Leadership Thought #245 – Leaders Are Paid To Make the Hard Decisions

Leadership Thought #245 – Leaders Are Paid To Make the Hard Decisions

Making important decisions is a critical part of running an organization.

Leadership is rarely about doing what is easy. If the decision ends up at your desk, it means no one else can or should make it. As Harry Truman was fond of saying, “The buck stops here.” If you are delegating correctly, then your people will feel empowered to step up and make most day-to-day decisions. If you select the right people, they will be capable of using sound judgment and thinking through almost anything. However, some issues come down to leadership prerogative and accountability.

As a leader, once you have 10 or more employees, you should spend more time thinking and less time doing. This concept is challenging for many people to grasp. You arrived here because you were more proactive than others and followed through on what you said you would do.

As your company grows, the stakes will only increase, and you must accept that you can no longer do everything. What used to be simple decisions have become more nuanced and complicated. You cannot simply outwork the competition anymore, and you must also outthink and outmaneuver them. You no longer have the time to be mired in the weeds of day-to-day business actions and decision-making.

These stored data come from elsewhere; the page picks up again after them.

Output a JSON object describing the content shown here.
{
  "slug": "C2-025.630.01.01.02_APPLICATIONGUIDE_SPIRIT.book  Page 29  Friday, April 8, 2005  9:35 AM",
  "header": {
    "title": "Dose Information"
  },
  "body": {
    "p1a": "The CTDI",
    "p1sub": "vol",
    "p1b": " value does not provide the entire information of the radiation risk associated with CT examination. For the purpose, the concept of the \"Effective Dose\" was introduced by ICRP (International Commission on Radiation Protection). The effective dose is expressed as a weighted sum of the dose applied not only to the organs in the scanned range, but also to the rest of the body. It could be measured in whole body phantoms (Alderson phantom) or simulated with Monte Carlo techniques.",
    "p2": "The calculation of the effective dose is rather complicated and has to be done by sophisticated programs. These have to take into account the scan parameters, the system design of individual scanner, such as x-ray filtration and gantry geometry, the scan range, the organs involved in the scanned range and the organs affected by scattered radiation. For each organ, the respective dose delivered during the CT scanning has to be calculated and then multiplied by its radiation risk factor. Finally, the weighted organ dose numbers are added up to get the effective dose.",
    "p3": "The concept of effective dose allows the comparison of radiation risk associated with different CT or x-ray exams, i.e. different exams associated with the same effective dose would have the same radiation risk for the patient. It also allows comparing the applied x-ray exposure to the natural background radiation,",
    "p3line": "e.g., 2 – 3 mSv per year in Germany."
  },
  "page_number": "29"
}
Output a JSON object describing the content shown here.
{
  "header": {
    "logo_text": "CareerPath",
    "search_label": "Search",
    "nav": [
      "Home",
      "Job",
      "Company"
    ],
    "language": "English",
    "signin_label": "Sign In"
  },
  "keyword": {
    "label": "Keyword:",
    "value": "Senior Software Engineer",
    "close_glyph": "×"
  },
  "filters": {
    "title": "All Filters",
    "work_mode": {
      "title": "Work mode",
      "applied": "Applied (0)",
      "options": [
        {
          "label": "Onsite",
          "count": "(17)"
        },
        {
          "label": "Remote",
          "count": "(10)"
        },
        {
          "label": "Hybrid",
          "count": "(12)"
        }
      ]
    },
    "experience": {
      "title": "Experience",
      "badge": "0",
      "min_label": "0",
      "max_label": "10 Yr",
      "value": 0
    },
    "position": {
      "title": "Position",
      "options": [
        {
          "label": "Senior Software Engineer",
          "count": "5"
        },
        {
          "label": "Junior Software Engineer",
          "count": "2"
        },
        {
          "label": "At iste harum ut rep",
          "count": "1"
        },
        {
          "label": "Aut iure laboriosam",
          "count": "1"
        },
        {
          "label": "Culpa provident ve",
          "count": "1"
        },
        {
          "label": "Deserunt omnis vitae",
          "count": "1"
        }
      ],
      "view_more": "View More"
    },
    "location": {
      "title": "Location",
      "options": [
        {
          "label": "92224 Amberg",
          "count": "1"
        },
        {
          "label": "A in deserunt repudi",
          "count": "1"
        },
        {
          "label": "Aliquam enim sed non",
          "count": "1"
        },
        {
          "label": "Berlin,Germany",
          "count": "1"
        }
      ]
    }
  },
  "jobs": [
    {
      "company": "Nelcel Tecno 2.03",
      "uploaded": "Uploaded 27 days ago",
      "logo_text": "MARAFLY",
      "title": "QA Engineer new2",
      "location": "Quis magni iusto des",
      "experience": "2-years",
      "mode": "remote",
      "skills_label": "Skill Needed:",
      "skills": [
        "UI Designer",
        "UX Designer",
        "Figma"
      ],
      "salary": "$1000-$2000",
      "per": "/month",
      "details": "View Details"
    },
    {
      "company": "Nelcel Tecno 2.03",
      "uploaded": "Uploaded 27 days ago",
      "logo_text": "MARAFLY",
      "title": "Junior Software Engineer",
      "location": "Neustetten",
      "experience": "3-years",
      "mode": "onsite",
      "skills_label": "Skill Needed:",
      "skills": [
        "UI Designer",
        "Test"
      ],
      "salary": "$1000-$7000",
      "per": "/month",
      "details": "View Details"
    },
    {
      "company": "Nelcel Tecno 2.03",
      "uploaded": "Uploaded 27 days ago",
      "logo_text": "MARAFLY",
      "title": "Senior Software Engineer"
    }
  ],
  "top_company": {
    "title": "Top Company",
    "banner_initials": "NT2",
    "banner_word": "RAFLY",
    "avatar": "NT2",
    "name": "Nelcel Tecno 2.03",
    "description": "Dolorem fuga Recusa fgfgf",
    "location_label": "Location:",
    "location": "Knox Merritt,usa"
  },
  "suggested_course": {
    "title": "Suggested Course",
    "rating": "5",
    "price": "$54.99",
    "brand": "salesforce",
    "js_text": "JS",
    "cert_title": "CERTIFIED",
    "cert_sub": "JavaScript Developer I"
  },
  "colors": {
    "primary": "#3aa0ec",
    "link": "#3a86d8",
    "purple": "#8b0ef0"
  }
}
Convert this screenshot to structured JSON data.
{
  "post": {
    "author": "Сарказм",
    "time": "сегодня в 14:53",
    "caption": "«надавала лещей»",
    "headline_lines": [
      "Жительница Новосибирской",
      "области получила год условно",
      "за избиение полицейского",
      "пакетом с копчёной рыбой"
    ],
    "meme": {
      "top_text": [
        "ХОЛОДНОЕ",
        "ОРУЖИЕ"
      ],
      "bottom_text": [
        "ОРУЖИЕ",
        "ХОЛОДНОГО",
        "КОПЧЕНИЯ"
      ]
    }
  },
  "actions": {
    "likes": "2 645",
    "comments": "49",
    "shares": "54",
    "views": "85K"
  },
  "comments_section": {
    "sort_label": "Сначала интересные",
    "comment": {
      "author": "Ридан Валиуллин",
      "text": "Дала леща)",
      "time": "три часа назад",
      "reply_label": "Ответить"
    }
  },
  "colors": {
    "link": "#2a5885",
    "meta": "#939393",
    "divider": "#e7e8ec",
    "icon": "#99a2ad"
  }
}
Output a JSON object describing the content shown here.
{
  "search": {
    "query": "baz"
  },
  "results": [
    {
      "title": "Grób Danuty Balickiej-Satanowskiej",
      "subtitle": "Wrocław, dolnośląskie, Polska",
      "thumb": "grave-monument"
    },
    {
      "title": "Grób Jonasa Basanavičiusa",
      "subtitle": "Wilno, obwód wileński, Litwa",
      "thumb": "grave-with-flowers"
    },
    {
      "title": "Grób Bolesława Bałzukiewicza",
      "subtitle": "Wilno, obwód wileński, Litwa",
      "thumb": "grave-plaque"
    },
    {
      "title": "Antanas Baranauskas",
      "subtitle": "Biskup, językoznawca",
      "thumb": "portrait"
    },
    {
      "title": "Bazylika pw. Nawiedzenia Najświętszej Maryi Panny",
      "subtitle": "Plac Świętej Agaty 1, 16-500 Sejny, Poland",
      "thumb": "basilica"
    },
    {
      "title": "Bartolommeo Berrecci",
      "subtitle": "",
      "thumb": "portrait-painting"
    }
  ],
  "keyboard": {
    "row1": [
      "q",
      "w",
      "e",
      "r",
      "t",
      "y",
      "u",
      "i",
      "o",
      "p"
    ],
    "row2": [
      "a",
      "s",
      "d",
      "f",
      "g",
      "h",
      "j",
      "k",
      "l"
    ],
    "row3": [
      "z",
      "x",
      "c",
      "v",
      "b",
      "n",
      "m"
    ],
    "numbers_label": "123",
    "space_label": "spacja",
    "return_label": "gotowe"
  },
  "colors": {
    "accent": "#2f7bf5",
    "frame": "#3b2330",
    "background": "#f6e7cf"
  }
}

A leader should be ahead of the market curve and see things others don’t see. Today’s opportunities could be tomorrow’s nightmares. Saying “no” becomes more important than saying “yes.” Your business model will require constant refinement and can grow stale quickly. Financial risk can increase exponentially. New and established competitors will always be lurking on the horizon and testing your vulnerabilities. Your talented people will want to take more initiative and expect greater autonomy. Sadly, you will outgrow the capabilities of many loyal people; understanding and acting on this reality, while painful, is essential to sustained growth and success.

It takes both self-confidence and courage to lead an organization, but it is essential to keep your ego in check. You won’t always be right, but you should be quick to learn from your mistakes and create an environment where others do the same. The only way to grow your organization is to grow your people. The only way to grow your people is to step back and let them do their job. You already have enough on your plate that needs to be done without getting distracted by the “lower-hanging fruit” of other people’s responsibilities. Creating an environment of accountability is different than doing employees’ jobs for them.

I have a colleague who encourages his clients to put a “Post-it” on their computer screen with the question, Whose job am I doing right now?” A leader’s job is to find answers to the tough questions that are critical to his/her company’s success and survival. This doesn’t mean you still don’t act as the “closer” on big sales or ensure solid financial management or focus on employee/cultural issues or champion customer satisfaction. But it does mean you start to see these issues strategically, not tactically, as part of a larger interconnected strategy that others will have to execute.